Radware noted that the website of the offending label was the first to suffer a DDoS attack. The fallout expanded to include government agencies, ports, banks, and other private businesses.

For example, Mysterious Team claimed it took the websites of the Australian Police and the Citizen Emergency Health Service offlines, while Team Insane targeted IBM Bank and Bank of Sydney.

“A fashion label made an offensive statement while governments, ports, banks, and several smaller businesses paid the bill,” said Pascal Geenens, Radware’s director of threat intelligence.

According to Radware, the attacks were carried out under operation tags of #OpAustralia and #opsjentik. It said that religiously-motivated Muslim hacktivists are well-connected and influential, noting a concurrent #OpIndia and multiple other operations attributed to them.

DDoS attacks “are not the hardest to pull off” and are usually used by hacktivists to get noticed and send a message.

“Denial-of-service has always been an important tactic for hacktivist groups, and this will not change any time soon.
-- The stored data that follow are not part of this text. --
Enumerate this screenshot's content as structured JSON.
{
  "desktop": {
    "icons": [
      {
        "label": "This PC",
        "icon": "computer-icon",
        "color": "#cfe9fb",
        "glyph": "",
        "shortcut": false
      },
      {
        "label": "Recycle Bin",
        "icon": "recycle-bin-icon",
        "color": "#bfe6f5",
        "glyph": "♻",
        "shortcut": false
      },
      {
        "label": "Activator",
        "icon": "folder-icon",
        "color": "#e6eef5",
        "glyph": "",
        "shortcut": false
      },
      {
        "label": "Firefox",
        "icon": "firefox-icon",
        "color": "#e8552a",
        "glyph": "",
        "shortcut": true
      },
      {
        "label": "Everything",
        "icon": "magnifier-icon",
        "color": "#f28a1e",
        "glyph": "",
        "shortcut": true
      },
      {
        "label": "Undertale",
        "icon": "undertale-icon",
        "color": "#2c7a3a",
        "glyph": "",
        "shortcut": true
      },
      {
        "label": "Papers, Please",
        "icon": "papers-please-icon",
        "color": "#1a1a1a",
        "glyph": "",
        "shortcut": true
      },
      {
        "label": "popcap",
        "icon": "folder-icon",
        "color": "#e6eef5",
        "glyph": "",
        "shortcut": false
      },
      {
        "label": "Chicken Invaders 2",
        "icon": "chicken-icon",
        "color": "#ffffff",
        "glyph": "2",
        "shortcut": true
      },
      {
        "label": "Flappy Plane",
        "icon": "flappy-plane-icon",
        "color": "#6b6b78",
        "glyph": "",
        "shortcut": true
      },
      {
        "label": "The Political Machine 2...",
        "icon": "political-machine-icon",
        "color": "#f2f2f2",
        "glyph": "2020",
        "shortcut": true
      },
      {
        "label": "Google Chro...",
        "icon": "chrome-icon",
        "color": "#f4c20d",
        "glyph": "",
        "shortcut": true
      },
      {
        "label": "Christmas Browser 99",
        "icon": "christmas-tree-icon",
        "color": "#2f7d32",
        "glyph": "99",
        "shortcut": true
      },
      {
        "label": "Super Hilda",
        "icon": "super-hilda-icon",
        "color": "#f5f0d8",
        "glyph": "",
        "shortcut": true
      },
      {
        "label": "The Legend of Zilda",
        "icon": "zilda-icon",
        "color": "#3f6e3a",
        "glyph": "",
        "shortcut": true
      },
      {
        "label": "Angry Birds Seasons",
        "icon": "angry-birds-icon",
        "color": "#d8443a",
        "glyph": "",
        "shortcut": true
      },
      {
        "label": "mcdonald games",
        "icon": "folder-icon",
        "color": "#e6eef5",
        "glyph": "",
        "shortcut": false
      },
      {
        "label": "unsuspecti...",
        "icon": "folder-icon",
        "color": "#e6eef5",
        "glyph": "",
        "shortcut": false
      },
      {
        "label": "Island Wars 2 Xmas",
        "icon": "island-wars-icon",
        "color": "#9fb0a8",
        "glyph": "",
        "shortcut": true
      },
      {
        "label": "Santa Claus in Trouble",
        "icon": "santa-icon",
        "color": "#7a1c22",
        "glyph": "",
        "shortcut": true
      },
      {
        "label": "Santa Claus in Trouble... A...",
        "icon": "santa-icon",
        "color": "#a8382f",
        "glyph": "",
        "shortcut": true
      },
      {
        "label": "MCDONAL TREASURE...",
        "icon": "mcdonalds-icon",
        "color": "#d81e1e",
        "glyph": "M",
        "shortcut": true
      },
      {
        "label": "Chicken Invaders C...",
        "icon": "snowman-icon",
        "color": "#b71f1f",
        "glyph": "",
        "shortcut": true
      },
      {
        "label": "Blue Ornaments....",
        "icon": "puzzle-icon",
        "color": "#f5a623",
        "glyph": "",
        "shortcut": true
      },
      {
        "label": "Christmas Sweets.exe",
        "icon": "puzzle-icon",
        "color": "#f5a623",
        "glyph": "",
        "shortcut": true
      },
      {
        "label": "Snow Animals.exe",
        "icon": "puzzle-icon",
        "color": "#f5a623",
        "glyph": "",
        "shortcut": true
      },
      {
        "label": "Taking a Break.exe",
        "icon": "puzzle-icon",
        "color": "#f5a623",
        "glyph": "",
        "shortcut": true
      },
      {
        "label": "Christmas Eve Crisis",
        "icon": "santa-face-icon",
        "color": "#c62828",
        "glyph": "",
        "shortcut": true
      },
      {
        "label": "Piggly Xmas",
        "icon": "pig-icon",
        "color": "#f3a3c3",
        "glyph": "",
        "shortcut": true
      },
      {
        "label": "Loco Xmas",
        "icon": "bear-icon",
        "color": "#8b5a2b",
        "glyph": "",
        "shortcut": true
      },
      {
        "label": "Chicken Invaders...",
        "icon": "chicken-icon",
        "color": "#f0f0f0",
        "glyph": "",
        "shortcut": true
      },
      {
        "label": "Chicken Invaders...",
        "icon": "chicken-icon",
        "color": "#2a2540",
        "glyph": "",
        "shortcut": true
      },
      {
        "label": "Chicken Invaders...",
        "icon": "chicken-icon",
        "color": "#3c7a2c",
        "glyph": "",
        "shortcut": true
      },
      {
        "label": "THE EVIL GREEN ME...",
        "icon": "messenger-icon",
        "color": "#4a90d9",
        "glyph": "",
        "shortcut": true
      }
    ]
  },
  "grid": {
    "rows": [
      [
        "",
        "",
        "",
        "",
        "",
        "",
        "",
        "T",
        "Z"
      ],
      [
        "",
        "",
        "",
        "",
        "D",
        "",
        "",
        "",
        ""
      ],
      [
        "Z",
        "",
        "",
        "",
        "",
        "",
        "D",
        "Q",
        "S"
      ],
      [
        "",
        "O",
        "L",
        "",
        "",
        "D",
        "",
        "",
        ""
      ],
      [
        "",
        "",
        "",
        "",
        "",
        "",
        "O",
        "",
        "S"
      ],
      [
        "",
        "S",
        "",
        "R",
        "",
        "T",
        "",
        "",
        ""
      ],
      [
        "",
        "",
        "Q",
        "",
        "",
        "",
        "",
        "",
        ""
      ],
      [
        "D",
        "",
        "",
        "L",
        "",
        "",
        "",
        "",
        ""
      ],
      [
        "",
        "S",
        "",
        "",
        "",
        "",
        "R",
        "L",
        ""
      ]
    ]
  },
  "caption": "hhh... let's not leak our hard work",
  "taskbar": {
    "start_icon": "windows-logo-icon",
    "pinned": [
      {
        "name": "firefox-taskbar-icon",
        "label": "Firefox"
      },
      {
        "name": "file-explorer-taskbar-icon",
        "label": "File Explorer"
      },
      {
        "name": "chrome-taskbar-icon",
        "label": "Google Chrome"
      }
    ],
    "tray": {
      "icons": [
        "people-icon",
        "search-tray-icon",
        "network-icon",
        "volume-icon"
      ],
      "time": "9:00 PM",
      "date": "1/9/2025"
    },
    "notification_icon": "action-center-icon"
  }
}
Any organization, independent of size and vertical, can become a target of hacktivists as the fallout in Australia has demonstrated,” Geenens warned.
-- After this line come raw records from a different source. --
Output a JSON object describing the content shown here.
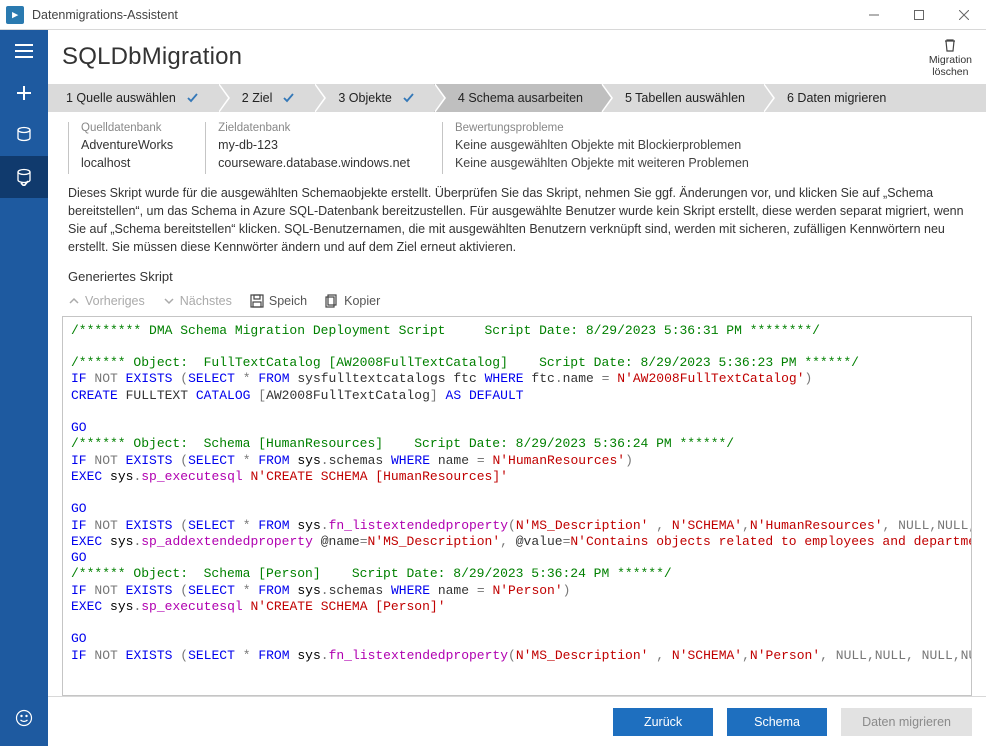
{
  "window": {
    "title": "Datenmigrations-Assistent"
  },
  "header": {
    "page_title": "SQLDbMigration",
    "delete_migration": {
      "line1": "Migration",
      "line2": "löschen"
    }
  },
  "steps": [
    {
      "label": "1   Quelle auswählen",
      "checked": true
    },
    {
      "label": "2   Ziel",
      "checked": true
    },
    {
      "label": "3   Objekte",
      "checked": true
    },
    {
      "label": "4   Schema ausarbeiten",
      "checked": false,
      "active": true
    },
    {
      "label": "5 Tabellen auswählen",
      "checked": false
    },
    {
      "label": "6 Daten migrieren",
      "checked": false
    }
  ],
  "info": {
    "source": {
      "label": "Quelldatenbank",
      "db": "AdventureWorks",
      "server": "localhost"
    },
    "target": {
      "label": "Zieldatenbank",
      "db": "my-db-123",
      "server": "courseware.database.windows.net"
    },
    "issues": {
      "label": "Bewertungsprobleme",
      "blocking": "Keine ausgewählten Objekte mit Blockierproblemen",
      "other": "Keine ausgewählten Objekte mit weiteren Problemen"
    }
  },
  "description": "Dieses Skript wurde für die ausgewählten Schemaobjekte erstellt. Überprüfen Sie das Skript, nehmen Sie ggf. Änderungen vor, und klicken Sie auf „Schema bereitstellen“, um das Schema in Azure SQL-Datenbank bereitzustellen. Für ausgewählte Benutzer wurde kein Skript erstellt, diese werden separat migriert, wenn Sie auf „Schema bereitstellen“ klicken. SQL-Benutzernamen, die mit ausgewählten Benutzern verknüpft sind, werden mit sicheren, zufälligen Kennwörtern neu erstellt. Sie müssen diese Kennwörter ändern und auf dem Ziel erneut aktivieren.",
  "section_title": "Generiertes Skript",
  "toolbar": {
    "previous": "Vorheriges",
    "next": "Nächstes",
    "save": "Speich",
    "copy": "Kopier"
  },
  "footer": {
    "back": "Zurück",
    "deploy": "Schema",
    "migrate": "Daten migrieren"
  },
  "script": {
    "date_main": "8/29/2023 5:36:31 PM",
    "date_ftc": "8/29/2023 5:36:23 PM",
    "date_hr": "8/29/2023 5:36:24 PM",
    "date_person": "8/29/2023 5:36:24 PM"
  }
}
Designs ‘wrong on so many levels’

Not A Man’s Dream markets itself as an “androgynous women-led brand” that promotes inclusivity and diversity within the industry. However, critics said its designs displayed during the Melbourne Fashion Festival offended Muslims.

Some garments with an Arabic inscription reading “Allah walks with me” were transparent and revealing.

Online backlash ensued after Melbourne-based fashion blogger Mona Khalifa, who attended the event, criticized the “disgraceful display” in posts on TikTok and Instagram, where she has a sizable following.

“To use religious texts or write Allah (God) in Arabic, which is sacred to both Muslims and Arab Christians, and also to have it styled in such a nude and immodest manner is wrong on so many levels,” Khalifa said in an Instagram post.

Some pieces had the heads of the models covered, which she said “feels like a direct dig at hijab and Muslim women.”

Melbourne Fashion Festival apologized for “any offense caused,” and removed pictures of upsetting designs from its channels. Samantha Saint James, the founder of the fashion label, also issued an apology “for any offense or disrespect caused by certain pieces” shown during the festival.

“I have come to understand how some garments have caused offense. It was the opposite of my intentions, and for that, I’m truly sorry,” Saint James said in a statement to The Age, a Melbourne-based newspaper.